Yesterday the winds went from zero to 20 knots in about 10 minutes flat. The sea that had been nicely rippled and friendly was suddenly awash with white caps and building rollers. The wind was right on our nose, the tide had changed so that the current was now against us, and the waves were building rapidly. Not good, considering that we still had 25 miles to go on this course! Our speed dropped from our normal 6 knots to about 3.5 and we were struggling up and over the rollers. It was definitely time for a change of plans!

Instead of continuing on to the southeast corner of Isla Tibur as we’d intended, we turned north to use Punta Willard as a wind break and headed for a couple of promising looking anchoring spots on the northwest side of the point. As we rounded Punta Willard, the seas got pretty ugly and the gusts kept building. No worries though, we could see calmer water just around the corner and that’s where we headed. We were soon anchored and enjoying lunch in a pretty little bay on the northwest side of Punta Willard, which is on the southwest corner of Isla Tibur.

Overnight the winds kept blowing which is a little unusual but not unheard of around here that’s for sure! It finally calmed around 3am, and when we woke at 5:30am to the sound of it building again we thought we’d make a quick run for it and try to get around the corner before the 11:00am wind machine started up. No such luck!

As we rounded Punta Willard going south this time, we could see the same ugly white breakers on the point, but hoped that they were just the result of the outgoing tide that was now carrying us along. We kept good speed until we started to round the point and realized that the wind machine was already in full swing for the day. White caps and frothy breakers on dark blue water as far as we could see. Again, not a fun prospect with 25 miles to go and our speed slowing from the steep climb up and over the 6-8′ waves. The current was with us but when added to the opposing wind, it only made for a nastier, steeper set of rollers. Once again we decided that having no schedule to meet is a good thing. We did a quick u-turn back to the anchorage.

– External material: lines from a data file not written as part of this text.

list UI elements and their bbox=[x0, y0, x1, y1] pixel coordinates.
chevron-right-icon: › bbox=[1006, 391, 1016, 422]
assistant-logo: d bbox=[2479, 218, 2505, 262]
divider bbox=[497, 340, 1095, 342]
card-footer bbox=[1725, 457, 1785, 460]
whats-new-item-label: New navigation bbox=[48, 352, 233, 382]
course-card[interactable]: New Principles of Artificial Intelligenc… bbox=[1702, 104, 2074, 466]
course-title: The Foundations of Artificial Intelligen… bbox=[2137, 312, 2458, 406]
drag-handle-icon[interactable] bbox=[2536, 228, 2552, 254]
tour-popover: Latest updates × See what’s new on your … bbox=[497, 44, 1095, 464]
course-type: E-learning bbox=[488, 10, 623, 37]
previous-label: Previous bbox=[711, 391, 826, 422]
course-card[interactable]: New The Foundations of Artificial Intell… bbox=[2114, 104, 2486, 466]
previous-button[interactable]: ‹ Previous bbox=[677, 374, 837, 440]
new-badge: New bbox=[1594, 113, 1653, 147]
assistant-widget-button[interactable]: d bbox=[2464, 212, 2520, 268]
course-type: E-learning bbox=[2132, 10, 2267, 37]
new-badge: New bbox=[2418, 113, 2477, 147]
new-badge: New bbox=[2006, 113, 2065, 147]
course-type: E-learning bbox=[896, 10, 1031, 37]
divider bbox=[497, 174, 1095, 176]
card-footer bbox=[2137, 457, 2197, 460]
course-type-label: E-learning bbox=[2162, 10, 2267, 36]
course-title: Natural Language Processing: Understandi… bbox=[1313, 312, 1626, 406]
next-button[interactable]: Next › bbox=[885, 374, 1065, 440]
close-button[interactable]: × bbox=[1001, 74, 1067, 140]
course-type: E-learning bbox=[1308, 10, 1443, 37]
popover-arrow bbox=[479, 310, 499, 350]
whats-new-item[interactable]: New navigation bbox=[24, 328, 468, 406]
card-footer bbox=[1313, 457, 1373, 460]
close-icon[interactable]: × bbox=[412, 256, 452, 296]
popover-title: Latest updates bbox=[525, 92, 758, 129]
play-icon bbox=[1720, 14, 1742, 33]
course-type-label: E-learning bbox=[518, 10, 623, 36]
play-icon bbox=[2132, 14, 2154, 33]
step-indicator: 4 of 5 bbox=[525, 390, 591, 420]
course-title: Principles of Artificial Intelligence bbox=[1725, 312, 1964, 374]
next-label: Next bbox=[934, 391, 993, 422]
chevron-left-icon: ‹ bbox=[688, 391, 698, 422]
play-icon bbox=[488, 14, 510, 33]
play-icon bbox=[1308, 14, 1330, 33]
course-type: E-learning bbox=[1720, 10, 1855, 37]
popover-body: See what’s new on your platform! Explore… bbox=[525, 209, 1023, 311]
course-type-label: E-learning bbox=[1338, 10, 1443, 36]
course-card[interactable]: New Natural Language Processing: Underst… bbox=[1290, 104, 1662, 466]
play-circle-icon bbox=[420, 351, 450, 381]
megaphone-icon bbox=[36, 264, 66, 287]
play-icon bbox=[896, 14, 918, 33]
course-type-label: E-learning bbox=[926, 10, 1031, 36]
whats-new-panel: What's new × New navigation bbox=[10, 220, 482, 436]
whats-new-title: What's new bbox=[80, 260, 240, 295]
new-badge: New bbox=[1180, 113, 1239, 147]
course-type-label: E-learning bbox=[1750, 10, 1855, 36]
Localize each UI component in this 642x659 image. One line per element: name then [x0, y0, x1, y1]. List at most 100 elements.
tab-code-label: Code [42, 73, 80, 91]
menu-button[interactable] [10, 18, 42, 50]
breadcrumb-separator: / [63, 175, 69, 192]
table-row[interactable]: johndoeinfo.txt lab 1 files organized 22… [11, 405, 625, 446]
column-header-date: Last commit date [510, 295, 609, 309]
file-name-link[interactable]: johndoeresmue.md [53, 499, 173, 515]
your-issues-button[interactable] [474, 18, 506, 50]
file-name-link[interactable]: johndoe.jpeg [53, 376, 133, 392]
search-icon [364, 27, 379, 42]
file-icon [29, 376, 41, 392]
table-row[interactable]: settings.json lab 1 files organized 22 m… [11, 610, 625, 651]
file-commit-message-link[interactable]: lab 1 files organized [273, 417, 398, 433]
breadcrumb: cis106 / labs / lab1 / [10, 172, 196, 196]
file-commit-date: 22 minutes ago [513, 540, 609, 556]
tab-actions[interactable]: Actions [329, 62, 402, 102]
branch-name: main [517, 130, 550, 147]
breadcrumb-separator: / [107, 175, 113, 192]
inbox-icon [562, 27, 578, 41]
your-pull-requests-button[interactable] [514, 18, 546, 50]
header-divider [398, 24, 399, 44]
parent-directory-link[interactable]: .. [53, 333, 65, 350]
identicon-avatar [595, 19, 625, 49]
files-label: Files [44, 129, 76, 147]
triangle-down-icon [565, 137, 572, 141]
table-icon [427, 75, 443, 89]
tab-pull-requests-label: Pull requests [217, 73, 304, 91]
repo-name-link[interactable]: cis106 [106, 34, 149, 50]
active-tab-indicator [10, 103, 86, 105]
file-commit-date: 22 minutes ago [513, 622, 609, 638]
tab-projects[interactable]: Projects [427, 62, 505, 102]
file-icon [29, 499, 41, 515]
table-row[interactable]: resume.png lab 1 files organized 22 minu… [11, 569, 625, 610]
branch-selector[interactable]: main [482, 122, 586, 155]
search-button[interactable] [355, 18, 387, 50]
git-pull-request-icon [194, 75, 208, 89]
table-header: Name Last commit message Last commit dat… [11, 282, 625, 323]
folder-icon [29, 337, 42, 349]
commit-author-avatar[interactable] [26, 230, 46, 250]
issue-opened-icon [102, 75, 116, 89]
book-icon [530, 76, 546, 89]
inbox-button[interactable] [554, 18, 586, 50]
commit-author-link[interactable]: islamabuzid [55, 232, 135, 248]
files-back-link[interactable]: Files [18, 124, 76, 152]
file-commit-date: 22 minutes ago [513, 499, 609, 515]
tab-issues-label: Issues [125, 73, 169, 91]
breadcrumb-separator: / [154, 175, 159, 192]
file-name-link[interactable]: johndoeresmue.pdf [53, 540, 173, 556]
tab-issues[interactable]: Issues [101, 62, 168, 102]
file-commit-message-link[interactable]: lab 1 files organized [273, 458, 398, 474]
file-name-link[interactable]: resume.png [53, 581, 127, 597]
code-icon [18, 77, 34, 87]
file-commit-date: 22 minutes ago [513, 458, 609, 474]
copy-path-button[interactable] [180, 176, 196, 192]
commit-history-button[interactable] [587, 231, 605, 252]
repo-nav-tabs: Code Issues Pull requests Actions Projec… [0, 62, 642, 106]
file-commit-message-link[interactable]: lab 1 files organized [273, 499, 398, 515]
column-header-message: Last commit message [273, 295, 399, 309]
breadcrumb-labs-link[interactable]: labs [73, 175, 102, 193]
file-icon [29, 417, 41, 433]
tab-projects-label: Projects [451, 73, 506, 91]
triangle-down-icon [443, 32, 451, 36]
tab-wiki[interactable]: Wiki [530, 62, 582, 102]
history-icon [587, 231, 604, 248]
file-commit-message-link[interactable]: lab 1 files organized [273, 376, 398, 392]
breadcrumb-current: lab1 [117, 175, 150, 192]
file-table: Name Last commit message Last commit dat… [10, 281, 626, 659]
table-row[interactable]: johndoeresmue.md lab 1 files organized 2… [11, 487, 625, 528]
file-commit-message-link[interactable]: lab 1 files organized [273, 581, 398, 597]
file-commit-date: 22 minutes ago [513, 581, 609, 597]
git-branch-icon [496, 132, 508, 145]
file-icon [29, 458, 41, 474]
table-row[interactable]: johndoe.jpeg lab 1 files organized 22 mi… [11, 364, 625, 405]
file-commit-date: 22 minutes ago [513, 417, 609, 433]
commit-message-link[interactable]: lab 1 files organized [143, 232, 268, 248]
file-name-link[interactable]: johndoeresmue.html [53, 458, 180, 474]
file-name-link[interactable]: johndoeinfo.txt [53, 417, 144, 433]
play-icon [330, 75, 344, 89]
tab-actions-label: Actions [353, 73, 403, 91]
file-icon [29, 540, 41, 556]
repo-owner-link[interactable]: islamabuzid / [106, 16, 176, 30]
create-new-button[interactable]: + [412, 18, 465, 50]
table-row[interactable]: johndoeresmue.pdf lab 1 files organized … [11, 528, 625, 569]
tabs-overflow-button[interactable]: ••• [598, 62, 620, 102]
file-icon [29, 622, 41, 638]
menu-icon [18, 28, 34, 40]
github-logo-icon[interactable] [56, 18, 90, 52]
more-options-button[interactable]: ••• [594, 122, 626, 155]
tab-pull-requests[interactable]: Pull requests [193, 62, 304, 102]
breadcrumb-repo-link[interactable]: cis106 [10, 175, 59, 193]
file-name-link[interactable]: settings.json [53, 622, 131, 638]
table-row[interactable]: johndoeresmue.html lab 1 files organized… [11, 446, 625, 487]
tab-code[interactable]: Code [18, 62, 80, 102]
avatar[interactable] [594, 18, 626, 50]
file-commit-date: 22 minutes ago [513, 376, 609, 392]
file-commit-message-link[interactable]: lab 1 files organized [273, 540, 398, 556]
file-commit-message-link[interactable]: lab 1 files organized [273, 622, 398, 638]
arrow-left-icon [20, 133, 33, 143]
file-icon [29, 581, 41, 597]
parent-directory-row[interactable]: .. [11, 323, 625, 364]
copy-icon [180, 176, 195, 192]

As we sit here the wind is howling and we’re swinging in the gusts, like a dog running back and forth reaching the end of his leash. All is well however, and we’ll just hunker down and wait until the winds decide that it’s time for us to head a bit further south. We’ve learned the hard way that schedules and cruising do not mix, so we no longer try to get anywhere based on the calendar. Mother Nature will let us know when it’s time to leave, so until she does, we’ll watch the rays jump, the boobies dive, and the coyotes walk the beach.